さぬき麺業の歴史 寝ても覚めても、うどん 麺業三代八十年の歴史

川岡村の手打ち名人香川菊次

私の祖父香川菊次は香川郡川岡村(現川部町)で島屋という醤油屋に勤めておりました。若い頃からうどん作りの名人だといわれ、大正15年にうどん店「香川屋」を始めました。
父の政義は大正10年生まれで子供の頃から祖父のうどん作りを手伝い、尋常小学校高等科卒業もそこそこに家業の「香川屋」に入り、祖父菊次の頑固で厳しい指導を受け名人といわれるようになりました。

「うどんは生きもんや、わかっとんか」厳しい修行

戦後は食料統制の下で祖父とともに細々とうどん屋を営んでいました。
私は昭和22年に政義の長男として生まれ、遊びたい盛りの小学校3年の頃には
忙しい時などは朝の2時には家業である香川屋の手伝いをさせられていました。大学に行き高松を離れるまで祖父と父親の本当に厳しい修行が続きました。

足ふみ禁止令と苦難

東京オリンピック頃から「さぬきうどん」も有名になっていきましたが、食べ物を足で踏むことが問題になり「足ふみ禁止令」が出ることとなりました。そこで組合員が集まり機械打ちのうどんを作る「さぬき麺業」を立ち上げましたが、「足ふみ」は全面禁止にならず「さぬき麺業」からうどんを仕入れる株主はありませんでした。父は社長をしていたものですから、財産を投げ打ち質屋通いまでして頑張りましたが資金が続かず、もはやこれまでと廃業を決意しました。

躍進

私の卒業の年、昭和45年大阪万博が開催され、東京のすし屋「京樽」が万博に出店することになり、「うどん」常駐の職人1人をと依頼されました。私は就職も決まっていたのですが、会社には人もなく白羽の矢が私に当たりました。
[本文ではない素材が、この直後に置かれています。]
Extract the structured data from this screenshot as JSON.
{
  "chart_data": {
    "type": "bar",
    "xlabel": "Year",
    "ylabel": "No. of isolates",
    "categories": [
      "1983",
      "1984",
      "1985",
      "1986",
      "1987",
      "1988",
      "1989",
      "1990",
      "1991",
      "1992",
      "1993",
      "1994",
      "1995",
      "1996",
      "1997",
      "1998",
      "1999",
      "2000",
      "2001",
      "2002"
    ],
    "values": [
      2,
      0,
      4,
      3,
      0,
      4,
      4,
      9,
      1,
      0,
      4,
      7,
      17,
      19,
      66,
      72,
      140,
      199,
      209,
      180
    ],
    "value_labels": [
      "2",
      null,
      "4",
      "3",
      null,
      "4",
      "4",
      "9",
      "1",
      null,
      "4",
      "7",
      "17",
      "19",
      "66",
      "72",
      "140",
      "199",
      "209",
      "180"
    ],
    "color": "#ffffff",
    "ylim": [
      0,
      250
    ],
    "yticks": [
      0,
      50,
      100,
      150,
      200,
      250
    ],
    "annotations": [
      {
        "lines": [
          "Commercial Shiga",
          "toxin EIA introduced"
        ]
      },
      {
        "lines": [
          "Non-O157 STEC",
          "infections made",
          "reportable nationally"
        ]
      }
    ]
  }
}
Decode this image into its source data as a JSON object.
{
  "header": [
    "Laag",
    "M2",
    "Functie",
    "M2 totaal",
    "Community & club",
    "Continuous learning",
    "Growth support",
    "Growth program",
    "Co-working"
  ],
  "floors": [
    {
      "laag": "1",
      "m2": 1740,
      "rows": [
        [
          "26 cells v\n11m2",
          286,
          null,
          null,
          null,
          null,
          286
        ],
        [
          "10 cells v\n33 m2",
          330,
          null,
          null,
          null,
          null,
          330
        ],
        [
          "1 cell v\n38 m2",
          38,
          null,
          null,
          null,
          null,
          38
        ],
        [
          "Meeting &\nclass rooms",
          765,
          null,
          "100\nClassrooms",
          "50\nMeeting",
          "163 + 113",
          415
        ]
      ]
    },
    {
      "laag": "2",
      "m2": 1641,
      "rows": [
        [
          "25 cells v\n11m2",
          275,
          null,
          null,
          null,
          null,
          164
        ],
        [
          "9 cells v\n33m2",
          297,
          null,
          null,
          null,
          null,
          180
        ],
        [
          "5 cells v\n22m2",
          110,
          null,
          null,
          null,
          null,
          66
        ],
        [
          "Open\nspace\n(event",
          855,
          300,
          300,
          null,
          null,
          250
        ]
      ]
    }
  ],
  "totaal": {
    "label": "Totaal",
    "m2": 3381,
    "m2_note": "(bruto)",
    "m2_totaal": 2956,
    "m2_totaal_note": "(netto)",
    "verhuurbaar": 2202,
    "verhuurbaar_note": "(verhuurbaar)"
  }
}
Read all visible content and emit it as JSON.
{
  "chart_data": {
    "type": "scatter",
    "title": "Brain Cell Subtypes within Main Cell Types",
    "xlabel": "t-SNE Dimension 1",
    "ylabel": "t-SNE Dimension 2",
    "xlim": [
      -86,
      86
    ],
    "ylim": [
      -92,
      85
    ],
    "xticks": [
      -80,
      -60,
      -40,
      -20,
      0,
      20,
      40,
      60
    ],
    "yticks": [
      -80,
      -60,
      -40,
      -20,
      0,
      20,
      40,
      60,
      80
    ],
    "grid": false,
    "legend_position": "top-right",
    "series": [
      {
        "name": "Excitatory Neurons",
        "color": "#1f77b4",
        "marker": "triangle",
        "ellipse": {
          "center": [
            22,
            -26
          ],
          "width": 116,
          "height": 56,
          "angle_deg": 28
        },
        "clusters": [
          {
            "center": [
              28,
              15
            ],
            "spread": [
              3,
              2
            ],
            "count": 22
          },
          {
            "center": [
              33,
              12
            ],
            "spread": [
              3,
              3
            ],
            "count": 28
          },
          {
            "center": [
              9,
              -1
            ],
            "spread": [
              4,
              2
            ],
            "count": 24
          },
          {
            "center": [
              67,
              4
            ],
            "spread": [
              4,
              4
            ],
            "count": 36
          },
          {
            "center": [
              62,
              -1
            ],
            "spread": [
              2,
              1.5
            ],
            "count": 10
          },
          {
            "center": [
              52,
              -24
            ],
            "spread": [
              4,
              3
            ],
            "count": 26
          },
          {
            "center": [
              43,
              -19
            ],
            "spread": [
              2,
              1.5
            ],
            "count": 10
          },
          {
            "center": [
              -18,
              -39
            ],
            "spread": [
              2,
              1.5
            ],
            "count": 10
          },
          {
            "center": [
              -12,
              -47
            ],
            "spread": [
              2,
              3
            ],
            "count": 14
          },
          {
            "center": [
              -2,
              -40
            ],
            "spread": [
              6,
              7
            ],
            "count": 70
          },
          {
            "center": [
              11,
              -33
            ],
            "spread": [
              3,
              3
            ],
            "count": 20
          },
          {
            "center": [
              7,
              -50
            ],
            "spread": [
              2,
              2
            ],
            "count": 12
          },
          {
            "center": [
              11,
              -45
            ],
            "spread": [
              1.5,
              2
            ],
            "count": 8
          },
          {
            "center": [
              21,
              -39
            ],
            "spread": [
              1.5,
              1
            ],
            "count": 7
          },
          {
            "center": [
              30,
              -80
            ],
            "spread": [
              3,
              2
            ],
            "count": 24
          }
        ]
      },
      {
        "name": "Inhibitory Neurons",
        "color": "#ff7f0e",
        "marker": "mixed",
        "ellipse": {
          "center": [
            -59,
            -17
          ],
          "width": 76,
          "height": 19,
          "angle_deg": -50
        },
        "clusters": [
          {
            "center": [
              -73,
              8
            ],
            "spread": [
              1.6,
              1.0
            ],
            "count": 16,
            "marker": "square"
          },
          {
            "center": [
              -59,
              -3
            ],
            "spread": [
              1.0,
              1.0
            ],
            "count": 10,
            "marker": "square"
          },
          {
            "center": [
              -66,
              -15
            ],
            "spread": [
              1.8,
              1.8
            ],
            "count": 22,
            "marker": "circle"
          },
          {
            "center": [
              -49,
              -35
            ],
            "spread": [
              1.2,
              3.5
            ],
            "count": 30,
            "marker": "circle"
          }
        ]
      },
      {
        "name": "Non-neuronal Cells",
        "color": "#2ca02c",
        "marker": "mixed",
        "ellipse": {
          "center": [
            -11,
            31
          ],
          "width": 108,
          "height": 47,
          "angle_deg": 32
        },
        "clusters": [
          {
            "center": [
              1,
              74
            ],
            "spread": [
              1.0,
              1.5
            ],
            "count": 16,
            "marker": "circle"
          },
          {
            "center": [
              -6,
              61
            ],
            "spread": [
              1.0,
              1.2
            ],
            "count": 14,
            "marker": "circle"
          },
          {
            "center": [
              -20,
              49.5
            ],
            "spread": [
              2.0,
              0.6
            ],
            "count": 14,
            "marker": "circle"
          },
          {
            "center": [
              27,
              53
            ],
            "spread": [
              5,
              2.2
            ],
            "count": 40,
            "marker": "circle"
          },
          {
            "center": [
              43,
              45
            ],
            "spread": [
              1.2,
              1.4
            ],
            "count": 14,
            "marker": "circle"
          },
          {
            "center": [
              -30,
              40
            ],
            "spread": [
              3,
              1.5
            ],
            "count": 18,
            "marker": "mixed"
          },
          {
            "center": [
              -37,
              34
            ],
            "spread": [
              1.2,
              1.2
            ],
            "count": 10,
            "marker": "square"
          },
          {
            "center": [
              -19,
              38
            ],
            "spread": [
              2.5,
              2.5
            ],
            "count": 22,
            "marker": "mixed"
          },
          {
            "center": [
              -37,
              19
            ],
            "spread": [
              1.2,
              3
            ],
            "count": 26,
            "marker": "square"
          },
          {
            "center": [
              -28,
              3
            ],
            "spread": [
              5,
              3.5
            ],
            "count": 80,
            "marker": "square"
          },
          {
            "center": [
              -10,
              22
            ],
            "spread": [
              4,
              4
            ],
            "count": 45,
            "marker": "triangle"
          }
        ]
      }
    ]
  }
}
これが最後と出店したもののなんと1日に7千玉から8千玉も売れる大繁盛でした。
万博が終わり、その経験をもとに塩上町にセルフ店を出しました。車社会になりジャンボフェリーに出店させてもらい市内にも店を増やすようになりました。その頃父はお土産用の「半生うどん」を開発し全国に「さぬきうどん」を普及させることが出来るようになりました。
その後瀬戸大橋博にも出店し好評を博しました。やっと苦労が報われ「さぬきうどん」の礎が築かれたように思います。

寝てもさめてもうどん

父と私は、死ぬ直前まで「うどん」の事で喧嘩ばかりでした。今、その私は店の職人に祖父や父と同じように「うどんは生きとんぞ、わかっとんか」と毎日のように言い続けています。
「寝てもさめてもうどん」です。うどんを肌で感じ、自分の肌をうどんに伝える。
讃岐の地にうどんを愛する心と技術を伝えなければならないと思っています。